India's first prime minister, Jawaharlal Nehru, understood the importance of scientific and technological advancement and had set the course of the nation accordingly. Alas, today everything he is associated with is seen as evil.
• Sir - It is difficult to understand why there is such hullabaloo over the remark made by the deputy chief minister of Uttar Pradesh, Dinesh Sharma. He has said that Sita must have been a test-tube baby. Sharma is not the only one from the saffron camp to have made such a comment. The prime minister, Narendra Modi, and others, too, have made such absurd and unscientific remarks in the past.
If Sita was indeed a test-tube baby, then why was her father, Janaka, using a plough to cultivate the land instead of a mechanized tractor? Not only have the Bharatiya Janata Party leaders courted controversy with their comments, they have also dented India's image in the world.
Bidyut Kumar Chatterjee,
• Sir - The statement made by Dinesh Sharma is both hilarious and shocking. Equally strange is his claim that journalism existed during Mahabharata, and that Narada acted like Google. Such comments are suitable in a parody, not in real life. Of late, it seems to have become a matter of pride for legislators to connect every scientific innovation with ancient Indian civilization.
Funny as these comments may be, they highlight a dangerous trend. They reveal a lack of intelligence, understanding and the parochial outlook of India's legislators. If examinations are conducted for appointing people for government jobs, ranging from the post of peons to bureaucrats, why can a similar test not be organized for legislators? In this way, one can expect better governance.
Sadiq Hussain Laskar,
Out of reach
• Sir - It is shocking that the price of petrol was slashed by just one paisa, after several days of hike in prices ("Crude one-paisa joke on petrol", May 31). Even when crude oil prices touched $147 a barrel after the 2008 global economic crisis, the prices of petrol and diesel in India were about Rs 50 and Rs 35 per litre, respectively.
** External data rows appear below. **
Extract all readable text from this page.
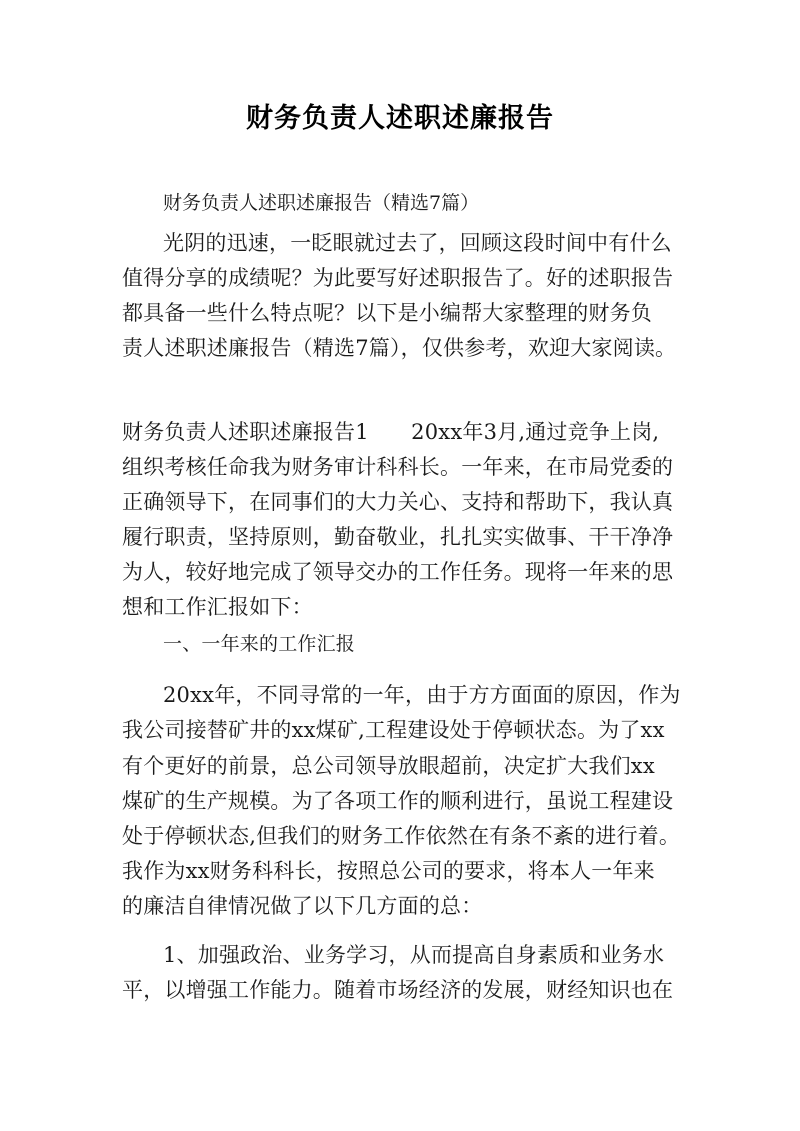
财务负责人述职述廉报告
财务负责人述职述廉报告（精选7篇）
光阴的迅速，一眨眼就过去了，回顾这段时间中有什么
值得分享的成绩呢？为此要写好述职报告了。好的述职报告
都具备一些什么特点呢？以下是小编帮大家整理的财务负
责人述职述廉报告（精选7篇），仅供参考，欢迎大家阅读。
财务负责人述职述廉报告1　　20xx年3月,通过竞争上岗,
组织考核任命我为财务审计科科长。一年来，在市局党委的
正确领导下，在同事们的大力关心、支持和帮助下，我认真
履行职责，坚持原则，勤奋敬业，扎扎实实做事、干干净净
为人，较好地完成了领导交办的工作任务。现将一年来的思
想和工作汇报如下：
一、一年来的工作汇报
20xx年，不同寻常的一年，由于方方面面的原因，作为
我公司接替矿井的xx煤矿,工程建设处于停顿状态。为了xx
有个更好的前景，总公司领导放眼超前，决定扩大我们xx
煤矿的生产规模。为了各项工作的顺利进行，虽说工程建设
处于停顿状态,但我们的财务工作依然在有条不紊的进行着。
我作为xx财务科科长，按照总公司的要求，将本人一年来
的廉洁自律情况做了以下几方面的总：
1、加强政治、业务学习，从而提高自身素质和业务水
平，以增强工作能力。随着市场经济的发展，财经知识也在
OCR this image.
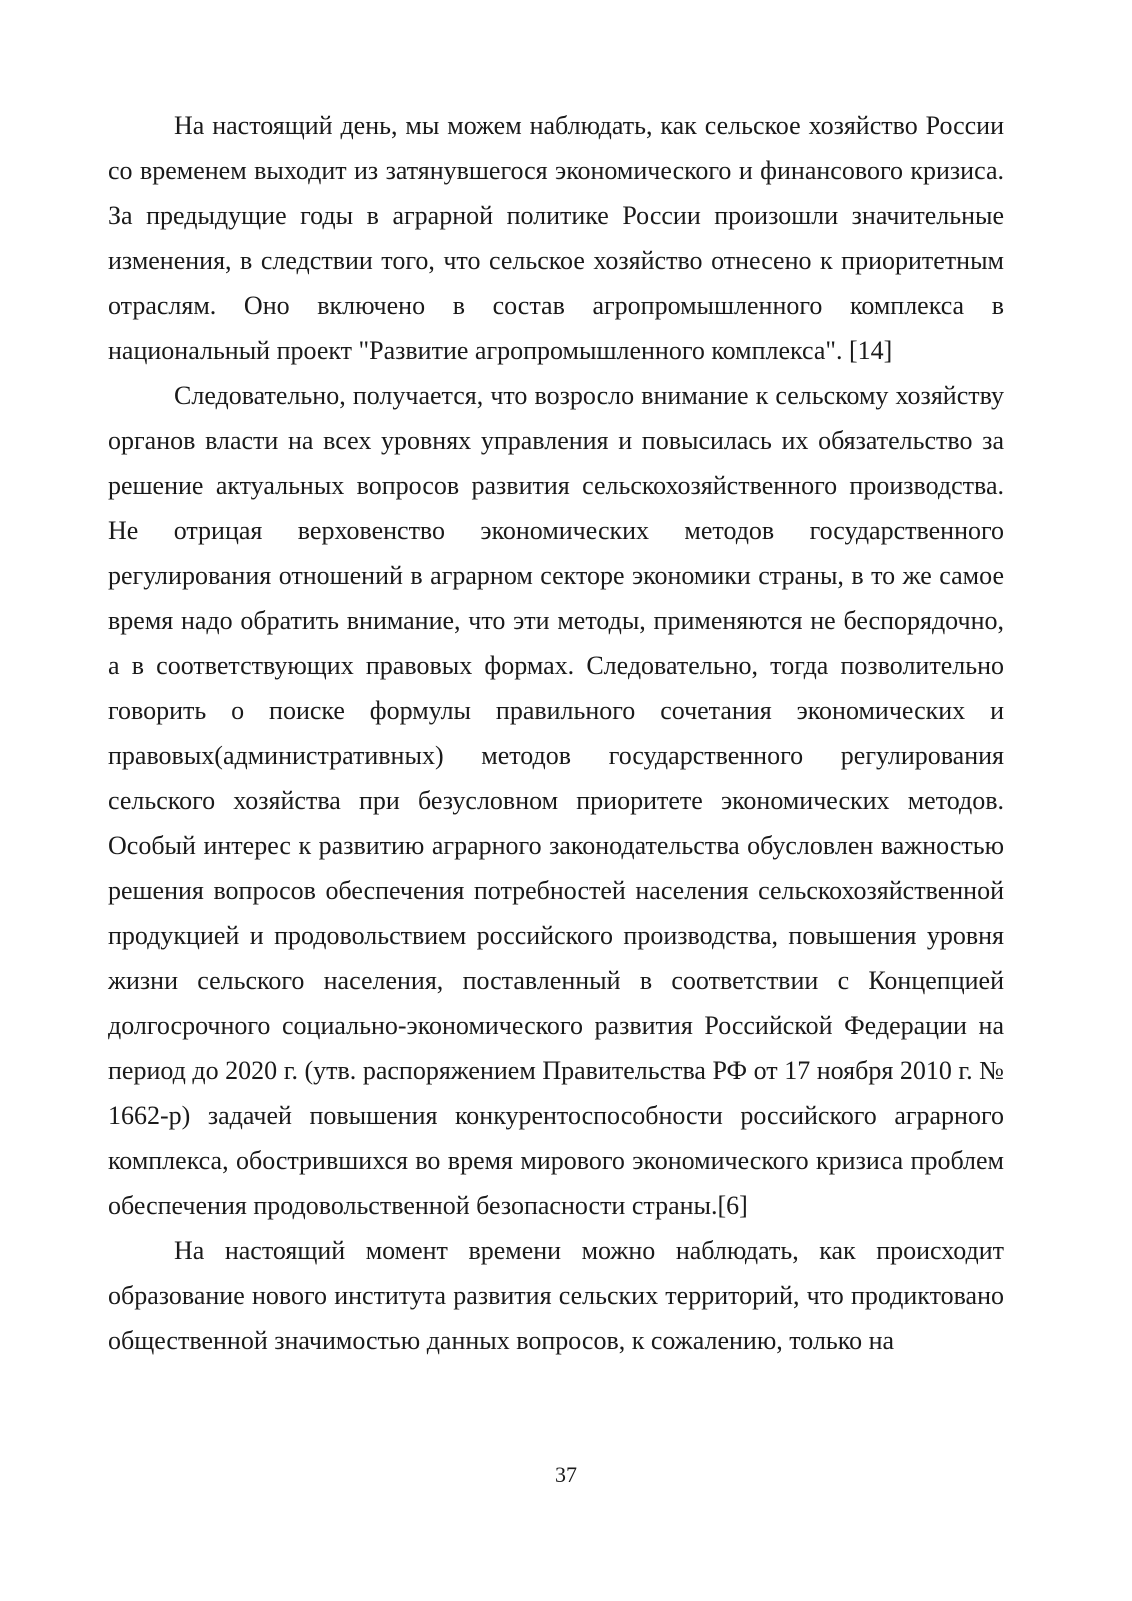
На настоящий день, мы можем наблюдать, как сельское хозяйство России со временем выходит из затянувшегося экономического и финансового кризиса. За предыдущие годы в аграрной политике России произошли значительные изменения, в следствии того, что сельское хозяйство отнесено к приоритетным отраслям. Оно включено в состав агропромышленного комплекса в национальный проект "Развитие агропромышленного комплекса". [14]

Следовательно, получается, что возросло внимание к сельскому хозяйству органов власти на всех уровнях управления и повысилась их обязательство за решение актуальных вопросов развития сельскохозяйственного производства. Не отрицая верховенство экономических методов государственного регулирования отношений в аграрном секторе экономики страны, в то же самое время надо обратить внимание, что эти методы, применяются не беспорядочно, а в соответствующих правовых формах. Следовательно, тогда позволительно говорить о поиске формулы правильного сочетания экономических и правовых(административных) методов государственного регулирования сельского хозяйства при безусловном приоритете экономических методов. Особый интерес к развитию аграрного законодательства обусловлен важностью решения вопросов обеспечения потребностей населения сельскохозяйственной продукцией и продовольствием российского производства, повышения уровня жизни сельского населения, поставленный в соответствии с Концепцией долгосрочного социально-экономического развития Российской Федерации на период до 2020 г. (утв. распоряжением Правительства РФ от 17 ноября 2010 г. № 1662-р) задачей повышения конкурентоспособности российского аграрного комплекса, обострившихся во время мирового экономического кризиса проблем обеспечения продовольственной безопасности страны.[6]

На настоящий момент времени можно наблюдать, как происходит образование нового института развития сельских территорий, что продиктовано общественной значимостью данных вопросов, к сожалению, только на

37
Now when the price of crude oil is $80 a barrel, petrol and diesel prices are about Rs 80 and Rs 70 per litre, respectively.
One of the primary reasons behind the exorbitant rates are the taxes imposed by both the Centre and the state governments. These taxes should immediately be lowered. The present dispensation at the Centre is treating oil as a cash cow to mop up additional revenue. Instead of inflating fuel prices, the government should bring petrol and diesel under the goods and services tax. This will help stabilize the price of fuel. The government should also find other avenues to generate revenue. Fuel prices have become an unavoidable burden for common people.
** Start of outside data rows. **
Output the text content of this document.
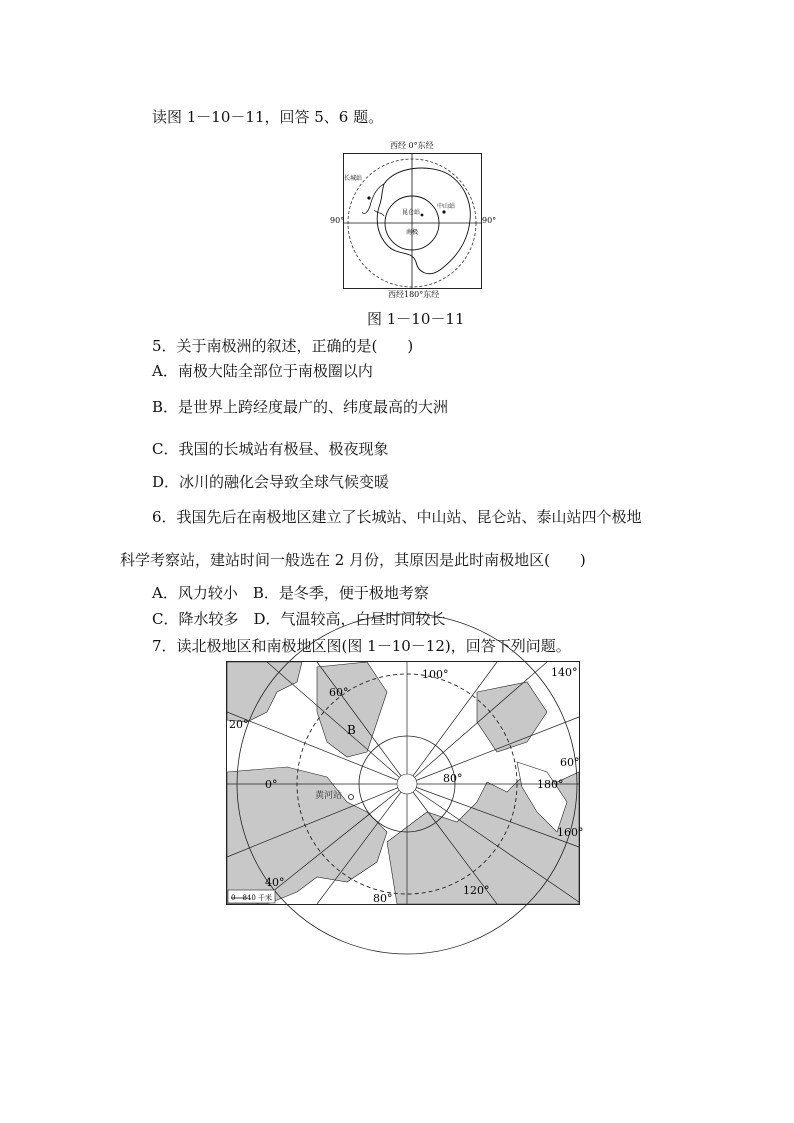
读图 1－10－11，回答 5、6 题。
长城站
中山站
昆仑站
南极
西经 0°东经
西经180°东经
90°	90°
图 1－10－11
5．关于南极洲的叙述，正确的是(　　)
A．南极大陆全部位于南极圈以内
B．是世界上跨经度最广的、纬度最高的大洲
C．我国的长城站有极昼、极夜现象
D．冰川的融化会导致全球气候变暖
6．我国先后在南极地区建立了长城站、中山站、昆仑站、泰山站四个极地
科学考察站，建站时间一般选在 2 月份，其原因是此时南极地区(　　)
A．风力较小　B．是冬季，便于极地考察
C．降水较多　D．气温较高，白昼时间较长
7．读北极地区和南极地区图(图 1－10－12)，回答下列问题。
60°
100°	140°
20°	B
60°
0°	80°	180°
黄河站
160°
40°
120°
80°
0　840 千米
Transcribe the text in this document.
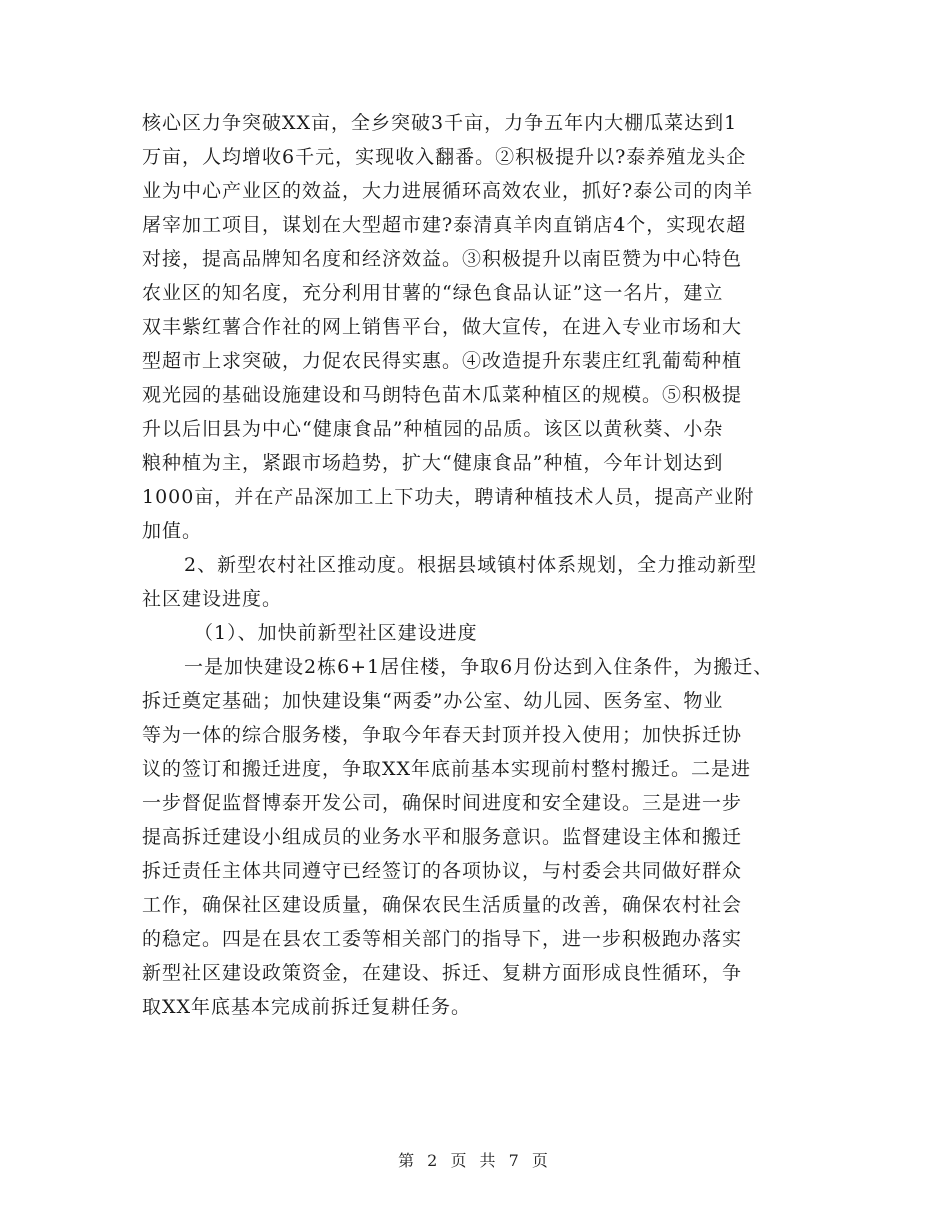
核心区力争突破XX亩，全乡突破3千亩，力争五年内大棚瓜菜达到1
万亩，人均增收6千元，实现收入翻番。②积极提升以?泰养殖龙头企
业为中心产业区的效益，大力进展循环高效农业，抓好?泰公司的肉羊
屠宰加工项目，谋划在大型超市建?泰清真羊肉直销店4个，实现农超
对接，提高品牌知名度和经济效益。③积极提升以南臣赞为中心特色
农业区的知名度，充分利用甘薯的“绿色食品认证”这一名片，建立
双丰紫红薯合作社的网上销售平台，做大宣传，在进入专业市场和大
型超市上求突破，力促农民得实惠。④改造提升东裴庄红乳葡萄种植
观光园的基础设施建设和马朗特色苗木瓜菜种植区的规模。⑤积极提
升以后旧县为中心“健康食品”种植园的品质。该区以黄秋葵、小杂
粮种植为主，紧跟市场趋势，扩大“健康食品”种植，今年计划达到
1000亩，并在产品深加工上下功夫，聘请种植技术人员，提高产业附
加值。
2、新型农村社区推动度。根据县域镇村体系规划，全力推动新型
社区建设进度。
（1）、加快前新型社区建设进度
一是加快建设2栋6+1居住楼，争取6月份达到入住条件，为搬迁、
拆迁奠定基础；加快建设集“两委”办公室、幼儿园、医务室、物业
等为一体的综合服务楼，争取今年春天封顶并投入使用；加快拆迁协
议的签订和搬迁进度，争取XX年底前基本实现前村整村搬迁。二是进
一步督促监督博泰开发公司，确保时间进度和安全建设。三是进一步
提高拆迁建设小组成员的业务水平和服务意识。监督建设主体和搬迁
拆迁责任主体共同遵守已经签订的各项协议，与村委会共同做好群众
工作，确保社区建设质量，确保农民生活质量的改善，确保农村社会
的稳定。四是在县农工委等相关部门的指导下，进一步积极跑办落实
新型社区建设政策资金，在建设、拆迁、复耕方面形成良性循环，争
取XX年底基本完成前拆迁复耕任务。
第 2 页 共 7 页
• Sir - The price of petroleum is growing unabated. This has been ascribed to the rise in the price of crude oil in the world market. But with the rapid rise in fuel prices, the prices of other commodities will also rise owing to the increase in cost of transportation of several products. This will ensure high inflation, and impact India's growth rate.
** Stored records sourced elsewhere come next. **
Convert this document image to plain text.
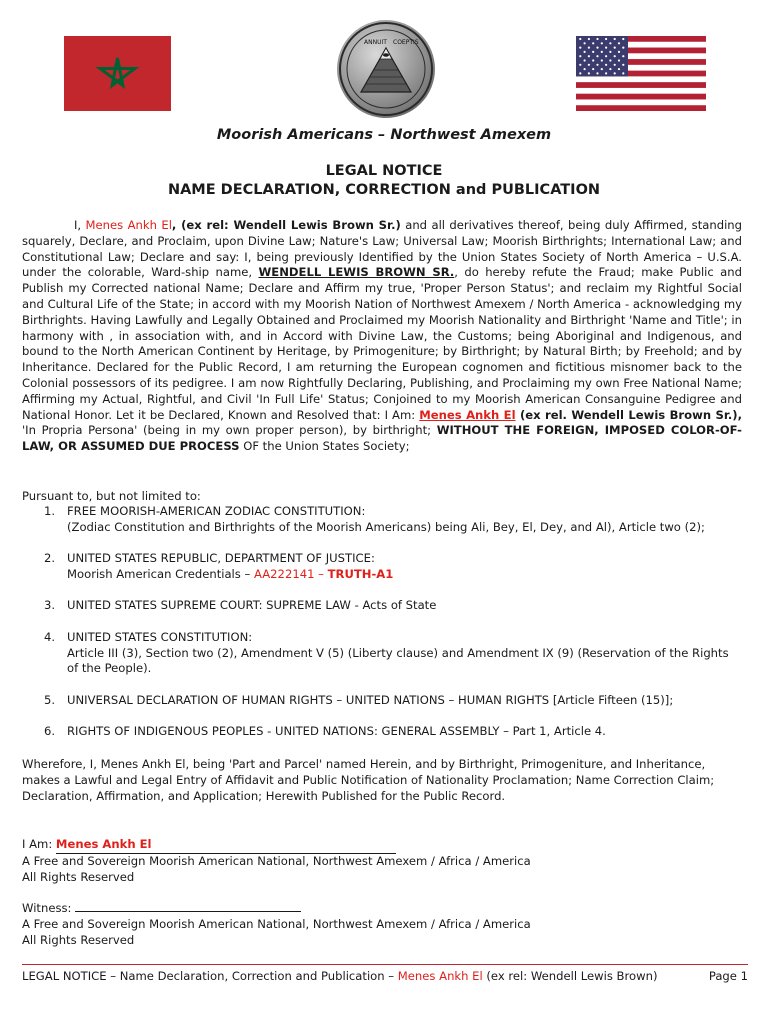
ANNUIT COEPTIS
Moorish Americans – Northwest Amexem
LEGAL NOTICE
NAME DECLARATION, CORRECTION and PUBLICATION
I, Menes Ankh El, (ex rel: Wendell Lewis Brown Sr.) and all derivatives thereof, being duly Affirmed, standing squarely, Declare, and Proclaim, upon Divine Law; Nature's Law; Universal Law; Moorish Birthrights; International Law; and Constitutional Law; Declare and say: I, being previously Identified by the Union States Society of North America – U.S.A. under the colorable, Ward-ship name, WENDELL LEWIS BROWN SR., do hereby refute the Fraud; make Public and Publish my Corrected national Name; Declare and Affirm my true, 'Proper Person Status'; and reclaim my Rightful Social and Cultural Life of the State; in accord with my Moorish Nation of Northwest Amexem / North America - acknowledging my Birthrights. Having Lawfully and Legally Obtained and Proclaimed my Moorish Nationality and Birthright 'Name and Title'; in harmony with , in association with, and in Accord with Divine Law, the Customs; being Aboriginal and Indigenous, and bound to the North American Continent by Heritage, by Primogeniture; by Birthright; by Natural Birth; by Freehold; and by Inheritance. Declared for the Public Record, I am returning the European cognomen and fictitious misnomer back to the Colonial possessors of its pedigree. I am now Rightfully Declaring, Publishing, and Proclaiming my own Free National Name; Affirming my Actual, Rightful, and Civil 'In Full Life' Status; Conjoined to my Moorish American Consanguine Pedigree and National Honor. Let it be Declared, Known and Resolved that: I Am: Menes Ankh El (ex rel. Wendell Lewis Brown Sr.), 'In Propria Persona' (being in my own proper person), by birthright; WITHOUT THE FOREIGN, IMPOSED COLOR-OF-LAW, OR ASSUMED DUE PROCESS OF the Union States Society;
Pursuant to, but not limited to:
1. FREE MOORISH-AMERICAN ZODIAC CONSTITUTION:
(Zodiac Constitution and Birthrights of the Moorish Americans) being Ali, Bey, El, Dey, and Al), Article two (2);
2. UNITED STATES REPUBLIC, DEPARTMENT OF JUSTICE:
Moorish American Credentials – AA222141 – TRUTH-A1
3. UNITED STATES SUPREME COURT: SUPREME LAW - Acts of State
4. UNITED STATES CONSTITUTION:
Article III (3), Section two (2), Amendment V (5) (Liberty clause) and Amendment IX (9) (Reservation of the Rights of the People).
5. UNIVERSAL DECLARATION OF HUMAN RIGHTS – UNITED NATIONS – HUMAN RIGHTS [Article Fifteen (15)];
6. RIGHTS OF INDIGENOUS PEOPLES - UNITED NATIONS: GENERAL ASSEMBLY – Part 1, Article 4.
Wherefore, I, Menes Ankh El, being 'Part and Parcel' named Herein, and by Birthright, Primogeniture, and Inheritance, makes a Lawful and Legal Entry of Affidavit and Public Notification of Nationality Proclamation; Name Correction Claim; Declaration, Affirmation, and Application; Herewith Published for the Public Record.
I Am: Menes Ankh El
A Free and Sovereign Moorish American National, Northwest Amexem / Africa / America
All Rights Reserved
Witness:
A Free and Sovereign Moorish American National, Northwest Amexem / Africa / America
All Rights Reserved
LEGAL NOTICE – Name Declaration, Correction and Publication – Menes Ankh El (ex rel: Wendell Lewis Brown)	Page 1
The government's reluctance to control the price of fuel clearly stems from the fact that it is a major source of revenue. None seems to be bothered about the plight of common people.
• Sir - Plastic has become an integral part of our lives. But plastic poses one of the biggest threats to the environment. Water bodies, whether it is the Pacific Ocean or local rivers and lakes, are choking with plastic waste. It is thus heartening that scientists in Japan have succeeded in finding a strain of bacteria that can 'eat' plastic. It breaks down the polyethylene terephthalate, leaving behind compounds that are easily biodegradable. Governments across the world should take note of this discovery and use it to curb plastic pollution.
• Sir - Plastic pollution might be a huge challenge but at the same time is not that difficult to beat. Simple steps like carrying a steel water bottle and refilling this throughout the day instead of buying packaged water or refusing plastic straws and styrofoam cups can make a big difference. Each person should think twice before buying an item that contains plastic.